# I Integration by Parts without using u, v

1. Nov 30, 2016

### Sang Ho Lee

Hello, I'm currently taking calc 1 as an undergraduate student, and my professor just showed us a new? way of solving Integration By Parts.

This is the example he gave"

Is there a name for this technique that substitutes d(___) instead of dx?

Thank you,

2. Dec 1, 2016

### Staff: Mentor

It doesn't substitute d(___) instead of dx. What you're calling d(___) is just dv.

This is nothing more than integration by parts, but without stating dv explicitly. Here $u = \ln x$ and $dv = xdx$. From the latter, we get $v = \frac{x^2}2$.

3. Dec 1, 2016

### PeroK

I've never used $u, v$ and have never really understood the point. I would rename integration by parts as the "reverse product rule", because it's just the product rule for differentiation in reverse. Anyway, what I do is:

$\int f(x)g(x) dx = f(x) \int g(x)dx - \int f'(x) (\int g(x)dx)dx$ (*)

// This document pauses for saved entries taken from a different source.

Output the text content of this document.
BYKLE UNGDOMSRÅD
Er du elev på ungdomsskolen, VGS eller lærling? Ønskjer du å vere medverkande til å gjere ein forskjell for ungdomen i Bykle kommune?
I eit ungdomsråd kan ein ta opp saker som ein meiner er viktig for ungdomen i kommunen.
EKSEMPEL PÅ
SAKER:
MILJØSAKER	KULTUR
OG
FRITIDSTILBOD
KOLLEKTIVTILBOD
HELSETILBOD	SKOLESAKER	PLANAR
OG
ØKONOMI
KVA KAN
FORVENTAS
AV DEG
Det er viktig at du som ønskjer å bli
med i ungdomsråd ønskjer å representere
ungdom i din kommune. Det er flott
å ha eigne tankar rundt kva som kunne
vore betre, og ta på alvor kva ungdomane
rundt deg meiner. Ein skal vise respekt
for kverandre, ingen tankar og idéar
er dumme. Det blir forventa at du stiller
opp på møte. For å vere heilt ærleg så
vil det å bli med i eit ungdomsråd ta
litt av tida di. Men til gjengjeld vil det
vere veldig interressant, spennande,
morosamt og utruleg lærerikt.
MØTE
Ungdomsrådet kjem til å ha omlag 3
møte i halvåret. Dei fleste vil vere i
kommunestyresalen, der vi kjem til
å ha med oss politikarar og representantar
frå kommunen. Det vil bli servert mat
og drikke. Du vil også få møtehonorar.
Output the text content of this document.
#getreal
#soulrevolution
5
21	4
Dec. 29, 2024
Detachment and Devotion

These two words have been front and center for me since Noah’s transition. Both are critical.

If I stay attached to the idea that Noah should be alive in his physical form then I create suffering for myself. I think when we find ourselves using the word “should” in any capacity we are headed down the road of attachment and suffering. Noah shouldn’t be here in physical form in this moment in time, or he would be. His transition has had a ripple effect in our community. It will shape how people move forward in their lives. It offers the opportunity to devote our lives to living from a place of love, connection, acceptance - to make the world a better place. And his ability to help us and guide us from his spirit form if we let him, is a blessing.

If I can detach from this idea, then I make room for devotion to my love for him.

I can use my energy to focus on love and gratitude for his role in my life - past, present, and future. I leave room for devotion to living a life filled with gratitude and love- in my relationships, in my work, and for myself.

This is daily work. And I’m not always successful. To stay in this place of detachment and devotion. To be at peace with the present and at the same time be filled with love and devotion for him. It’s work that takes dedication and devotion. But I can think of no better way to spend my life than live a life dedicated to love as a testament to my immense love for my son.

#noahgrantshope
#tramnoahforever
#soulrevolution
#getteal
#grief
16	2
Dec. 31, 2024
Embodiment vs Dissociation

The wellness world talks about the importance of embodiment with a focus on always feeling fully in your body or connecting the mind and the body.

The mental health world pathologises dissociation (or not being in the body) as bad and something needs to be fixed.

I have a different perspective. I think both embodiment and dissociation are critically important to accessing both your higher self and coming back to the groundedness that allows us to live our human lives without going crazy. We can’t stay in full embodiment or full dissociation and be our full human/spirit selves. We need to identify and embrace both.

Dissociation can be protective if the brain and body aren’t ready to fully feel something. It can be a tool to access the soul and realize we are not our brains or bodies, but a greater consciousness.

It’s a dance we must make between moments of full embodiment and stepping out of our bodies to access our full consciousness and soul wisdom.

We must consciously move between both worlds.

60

I don't see why you need any other variables. You pick $f$ because it's easy to differentiate and/or $g$ because you know how to integrate it already. Your one I would do:

$\int (ln(x)) x dx = (ln(x)) \frac{x^2}{2} - \int (\frac{1}{x})(\frac{x^2}{2})dx = \frac{x^2ln(x)}{2} - \int \frac{x}{2} dx = \frac{x^2ln(x)}{2} - \frac{x^2}{4} + C$

I knew how to differentiate $ln(x)$ and how to integrate $x$.

PS To prove (*), I would imagine that you already know the integral of $g$ is $h$, which means $h'(x) = g(x)$. So:

$\int f(x)g(x) + f'(x)h(x)dx = \int f(x)h'(x) + f'(x)h(x)dx = \int \frac{d}{dx} (f(x)h(x))dx = f(x)h(x) + C$

Hence:

$\int f(x)g(x)dx = f(x)h(x) -\int f'(x)h(x)dx+ C$

Where $\int g(x)dx = h(x) + C$

And that seems to me to take some of the "magic" out of integration by parts.